For my test of different variables I chose to see if I could hear any difference between the three tests I had chosen as a good representation of stereo when I put them in mono. To my ears, all of the original tests sounded basically the same, with only very minimal variations on each other. While I could hear the stereo effects in the localization of the dings, not much else seemed to really make it "stereo" sounding. And the dings were sort of tempermental, you could tell the direction of some, but not completely all of them.
So, to test my ears, I compared the same tests in both stereo and mono and noticed an immediate difference between the two. In creating a sense of space, the stereo versions win hands down, the mono versions sounding flat in comparison. Of course, hearing the sound surrounding your ears (in stereo) rather than being duplicated into both ears the same (in mono) creates the feeling of actually standing in the room because it mirrors how a person would actually hear, each ear picking up on different sounds based on their positioning and putting them together to create a composite of the space.
As for the localization of the dings in mono vs. stereo, I didn't hear as much of a difference as I would have expected. For whatever reason, I could consistently hear more difference in the location of the dings between 1-4 in the stereo recording. I'm not quite sure if this is my own mind just subconsciously interperating the difference between hearing the dings from the left to the right side as thinking that the right side dings are more localized. Or if there is a specific technical reason for this. So in the mono versions of the tests, I didn't notice that much of a difference in hearing the dings on the left side.
I thought that maybe listening to the recordings in mono but still viewing the animations which illustrate where the ding is coming from in the clock positioning would fool my mind into thinking that I heard it the same as in stereo.

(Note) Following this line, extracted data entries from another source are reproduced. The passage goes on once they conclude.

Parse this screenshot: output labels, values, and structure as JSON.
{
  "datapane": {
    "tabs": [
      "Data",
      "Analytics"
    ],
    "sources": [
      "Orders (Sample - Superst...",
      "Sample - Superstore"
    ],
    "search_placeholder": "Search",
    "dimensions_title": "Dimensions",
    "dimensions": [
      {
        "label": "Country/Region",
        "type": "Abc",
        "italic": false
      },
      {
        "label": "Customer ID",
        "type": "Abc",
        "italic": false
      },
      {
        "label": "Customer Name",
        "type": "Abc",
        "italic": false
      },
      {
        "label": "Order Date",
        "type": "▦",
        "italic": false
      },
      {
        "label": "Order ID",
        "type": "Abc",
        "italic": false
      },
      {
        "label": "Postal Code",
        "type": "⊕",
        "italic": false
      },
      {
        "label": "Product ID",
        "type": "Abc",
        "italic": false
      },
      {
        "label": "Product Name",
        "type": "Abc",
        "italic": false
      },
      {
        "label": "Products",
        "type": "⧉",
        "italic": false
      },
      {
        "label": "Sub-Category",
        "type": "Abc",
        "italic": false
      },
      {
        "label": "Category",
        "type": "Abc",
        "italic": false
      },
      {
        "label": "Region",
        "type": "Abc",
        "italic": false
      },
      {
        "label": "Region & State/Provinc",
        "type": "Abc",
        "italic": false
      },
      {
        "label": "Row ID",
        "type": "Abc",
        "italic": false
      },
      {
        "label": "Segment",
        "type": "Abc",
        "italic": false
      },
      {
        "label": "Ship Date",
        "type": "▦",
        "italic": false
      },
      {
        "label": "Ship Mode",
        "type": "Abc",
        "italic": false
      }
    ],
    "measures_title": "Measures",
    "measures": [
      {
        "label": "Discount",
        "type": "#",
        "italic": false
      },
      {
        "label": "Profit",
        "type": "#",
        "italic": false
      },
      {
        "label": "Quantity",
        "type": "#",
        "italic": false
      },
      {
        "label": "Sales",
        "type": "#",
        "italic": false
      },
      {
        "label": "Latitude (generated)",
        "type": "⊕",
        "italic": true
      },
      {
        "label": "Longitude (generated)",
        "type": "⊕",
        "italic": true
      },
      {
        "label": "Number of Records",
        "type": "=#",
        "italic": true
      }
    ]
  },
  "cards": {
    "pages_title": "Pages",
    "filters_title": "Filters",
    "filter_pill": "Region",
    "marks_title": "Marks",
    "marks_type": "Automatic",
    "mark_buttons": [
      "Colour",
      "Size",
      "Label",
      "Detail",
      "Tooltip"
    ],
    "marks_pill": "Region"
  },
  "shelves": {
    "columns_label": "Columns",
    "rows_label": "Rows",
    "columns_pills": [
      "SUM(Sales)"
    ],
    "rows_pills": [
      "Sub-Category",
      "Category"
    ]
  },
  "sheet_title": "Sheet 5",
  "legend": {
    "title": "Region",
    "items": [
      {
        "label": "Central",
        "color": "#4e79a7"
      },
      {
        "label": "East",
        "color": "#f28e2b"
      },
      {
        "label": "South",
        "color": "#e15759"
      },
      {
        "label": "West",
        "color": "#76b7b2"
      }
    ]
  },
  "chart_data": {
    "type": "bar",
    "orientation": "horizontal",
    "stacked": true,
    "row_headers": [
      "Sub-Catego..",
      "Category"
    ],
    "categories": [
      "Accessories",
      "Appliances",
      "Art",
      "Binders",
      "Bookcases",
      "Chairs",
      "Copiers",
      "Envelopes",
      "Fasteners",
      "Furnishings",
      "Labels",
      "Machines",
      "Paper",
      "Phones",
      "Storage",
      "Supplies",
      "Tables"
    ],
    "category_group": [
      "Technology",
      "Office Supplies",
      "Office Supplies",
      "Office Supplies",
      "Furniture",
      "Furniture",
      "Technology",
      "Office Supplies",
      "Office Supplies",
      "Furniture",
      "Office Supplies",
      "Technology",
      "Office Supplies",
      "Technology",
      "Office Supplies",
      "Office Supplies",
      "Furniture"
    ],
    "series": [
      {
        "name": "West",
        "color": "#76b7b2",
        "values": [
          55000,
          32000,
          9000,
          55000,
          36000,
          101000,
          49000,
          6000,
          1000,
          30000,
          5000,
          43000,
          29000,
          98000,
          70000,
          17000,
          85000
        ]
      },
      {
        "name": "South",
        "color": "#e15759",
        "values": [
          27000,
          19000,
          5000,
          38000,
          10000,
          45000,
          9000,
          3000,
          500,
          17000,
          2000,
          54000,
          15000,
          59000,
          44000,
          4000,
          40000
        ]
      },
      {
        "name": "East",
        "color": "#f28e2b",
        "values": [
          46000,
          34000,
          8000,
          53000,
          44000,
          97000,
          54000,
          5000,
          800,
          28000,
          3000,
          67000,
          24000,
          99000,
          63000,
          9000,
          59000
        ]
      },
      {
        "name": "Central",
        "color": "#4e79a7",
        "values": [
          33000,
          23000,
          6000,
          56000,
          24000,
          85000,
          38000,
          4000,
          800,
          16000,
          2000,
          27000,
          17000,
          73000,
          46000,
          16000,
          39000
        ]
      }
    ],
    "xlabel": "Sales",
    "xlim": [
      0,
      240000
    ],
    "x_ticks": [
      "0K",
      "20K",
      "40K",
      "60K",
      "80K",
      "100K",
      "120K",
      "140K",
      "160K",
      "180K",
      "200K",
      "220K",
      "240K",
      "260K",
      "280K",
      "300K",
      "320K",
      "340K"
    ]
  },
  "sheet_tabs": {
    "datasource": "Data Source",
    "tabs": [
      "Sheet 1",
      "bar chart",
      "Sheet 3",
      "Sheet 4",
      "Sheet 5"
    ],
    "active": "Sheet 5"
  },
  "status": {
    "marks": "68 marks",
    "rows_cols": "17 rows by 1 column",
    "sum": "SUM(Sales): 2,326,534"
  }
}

And while it did a little bit, there was still an obvious difference when watching the animation and listening to the stereo version.
All in all, I now appreciate much more fully the value of stereo sound recordings and their ability to recreate and place the listener in the space of the original recording.
I recommend listening to the mono versions first and then to their stereo counterparts immediately after to get the full effect that the stereo brings.